Variety.com reported that Jason Hall, the film’s screenwriter, has recieved over 250 Facebook friend requests from several generations of veterans and their families. According to Hall, some of the veterans felt trapped with their own experiences of war, and watching the film is what enabled them to finally begin those difficult conversations.
“It’s like ‘goal accomplished,’ in my mind,” Hall said, reported Variety.com. “People are talking about this. They are talking about this war. They are talking about these soldiers and who these guys really are. And the soldiers are talking about their experiences, sometimes for the first time.”
Colby Buzzell, a veteran of Operation Iraqi Freedom, published a piece on TheGuardian.com after its criticism compelled him to see the film – in spite of being advised by a mental health physician that veterans should not watch war movies. One of the criticisms of the film is the unvarnished violence, but Mr. Buzzell finds it difficult to understand how war is to be portrayed if not with violence.
“Kyle was a Navy SEAL – he didn’t enlist in the Peace Corps. What else do civilians think that combat soldiers to do?” Buzzell said in the article. “He followed the rules of engagement and, if anything, was a pretty squared away soldier – one I’d be honored to serve along side – and, if people think that the real Kyle was a monster for doing the job that our country sent him to do, then that must mean that they think I’m a monster as well.”
The difficulty is that war is more complex than any Hollywood film.
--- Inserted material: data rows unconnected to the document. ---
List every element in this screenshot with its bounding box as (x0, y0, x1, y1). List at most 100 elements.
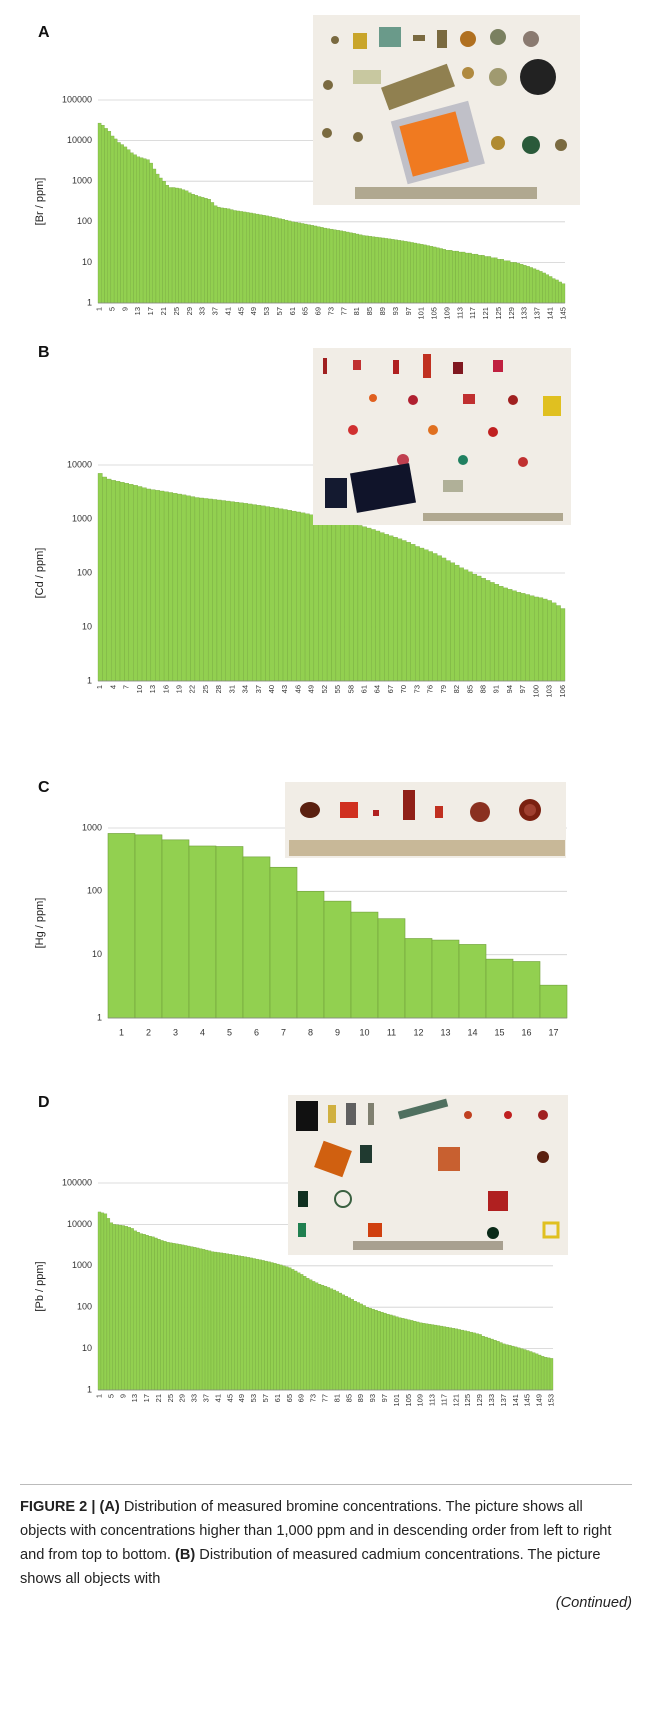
y-tick-label: 1000 (72, 176, 92, 186)
bar (321, 1285, 324, 1390)
bar (323, 517, 327, 681)
x-tick-label: 53 (249, 1394, 258, 1402)
bar (129, 484, 133, 681)
bar (166, 1242, 169, 1390)
bar (184, 1245, 187, 1390)
bar (261, 506, 265, 681)
bar (279, 509, 283, 681)
bar (250, 1258, 253, 1390)
bar (241, 1256, 244, 1390)
x-tick-label: 105 (404, 1394, 413, 1407)
bar (182, 190, 185, 303)
bar (324, 901, 351, 1018)
bar (168, 492, 172, 681)
bar (521, 593, 525, 681)
bar (407, 242, 410, 303)
bar (343, 231, 346, 303)
x-tick-label: 65 (285, 1394, 294, 1402)
bar (269, 217, 272, 303)
bar (459, 568, 463, 681)
bar (330, 229, 333, 303)
bar (185, 191, 188, 303)
bar (462, 252, 465, 303)
bar (272, 217, 275, 303)
bar (440, 1326, 443, 1390)
bar (119, 1225, 122, 1390)
bar (98, 473, 102, 681)
panel-label: A (38, 24, 50, 41)
bar (149, 1236, 152, 1390)
bar (398, 240, 401, 303)
bar (477, 576, 481, 681)
bar (117, 142, 120, 303)
x-tick-label: 17 (142, 1394, 151, 1402)
x-tick-label: 55 (333, 685, 342, 693)
bar (559, 282, 562, 303)
x-tick-label: 93 (368, 1394, 377, 1402)
bar (542, 273, 545, 303)
bar (288, 1268, 291, 1390)
bar (378, 1311, 381, 1390)
bar (486, 959, 513, 1018)
bar (259, 1260, 262, 1390)
panel-label: B (38, 344, 50, 361)
bar (151, 490, 155, 681)
caption-label: FIGURE 2 | (20, 1499, 95, 1515)
x-tick-label: 103 (545, 685, 554, 698)
x-tick-label: 141 (545, 307, 554, 320)
bar (372, 1309, 375, 1390)
x-tick-label: 53 (262, 307, 271, 315)
page: {"chart_data":[ {"type":"bar","label":"A… (0, 0, 655, 1723)
x-tick-label: 15 (494, 1027, 504, 1037)
bar (405, 938, 432, 1018)
bar (514, 1347, 517, 1390)
bar (253, 214, 256, 303)
x-tick-label: 97 (518, 685, 527, 693)
bar (124, 483, 128, 681)
bar (502, 1344, 505, 1390)
x-tick-label: 109 (416, 1394, 425, 1407)
x-tick-label: 52 (320, 685, 329, 693)
x-tick-label: 45 (225, 1394, 234, 1402)
x-tick-label: 93 (391, 307, 400, 315)
bar (116, 1225, 119, 1390)
bar (303, 1276, 306, 1390)
bar (226, 501, 230, 681)
bar (312, 1281, 315, 1390)
bar (279, 1265, 282, 1390)
x-tick-label: 31 (227, 685, 236, 693)
bar (450, 563, 454, 681)
bar (309, 1280, 312, 1390)
bar (479, 1334, 482, 1390)
x-tick-label: 64 (373, 685, 382, 693)
bar (208, 1251, 211, 1390)
bar (292, 511, 296, 681)
bar (175, 1244, 178, 1390)
bar (482, 1336, 485, 1390)
bar (305, 514, 309, 681)
x-tick-label: 5 (107, 307, 116, 311)
x-tick-label: 106 (558, 685, 567, 698)
bar (472, 574, 476, 681)
bar (190, 1247, 193, 1390)
bar (153, 169, 156, 303)
bar (467, 1331, 470, 1390)
bar (120, 482, 124, 681)
bar (191, 497, 195, 681)
bar (157, 1239, 160, 1390)
bar (217, 500, 221, 681)
bar (345, 521, 349, 681)
bar (297, 1273, 300, 1390)
bar (398, 539, 402, 681)
x-tick-label: 13 (133, 307, 142, 315)
bar (504, 261, 507, 303)
bar (249, 213, 252, 303)
bar (491, 1339, 494, 1390)
bar (296, 512, 300, 681)
bar (130, 153, 133, 303)
bar (459, 252, 462, 303)
bar (394, 240, 397, 303)
photo-c (285, 782, 566, 858)
photo-art (313, 15, 580, 205)
bar (216, 847, 243, 1018)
Adrian Bonenberger, who was deployed twice to Afghanistan as an infantry officer, felt he was in the minority of veterans who was not impressed by the film. However, he said that while the film may not reflect the complexity of war, it is necessary for civilians to see war depicted, face its brutal reality, and honestly confront how the country handles its actions overseas.
“This awareness is urgently needed, much more so than any selfish personal desire for entertainment or enlightenment,” Mr. Bonenberger wrote in The Concourse. “If this film inspires conversations about cultural imperialism – and how simplistic and reductive philosophy, combined with exposure to violence and moral injury, can twist and distort a decent human being – so be it. Everyone should see this movie. But you shouldn't necessarily believe it.”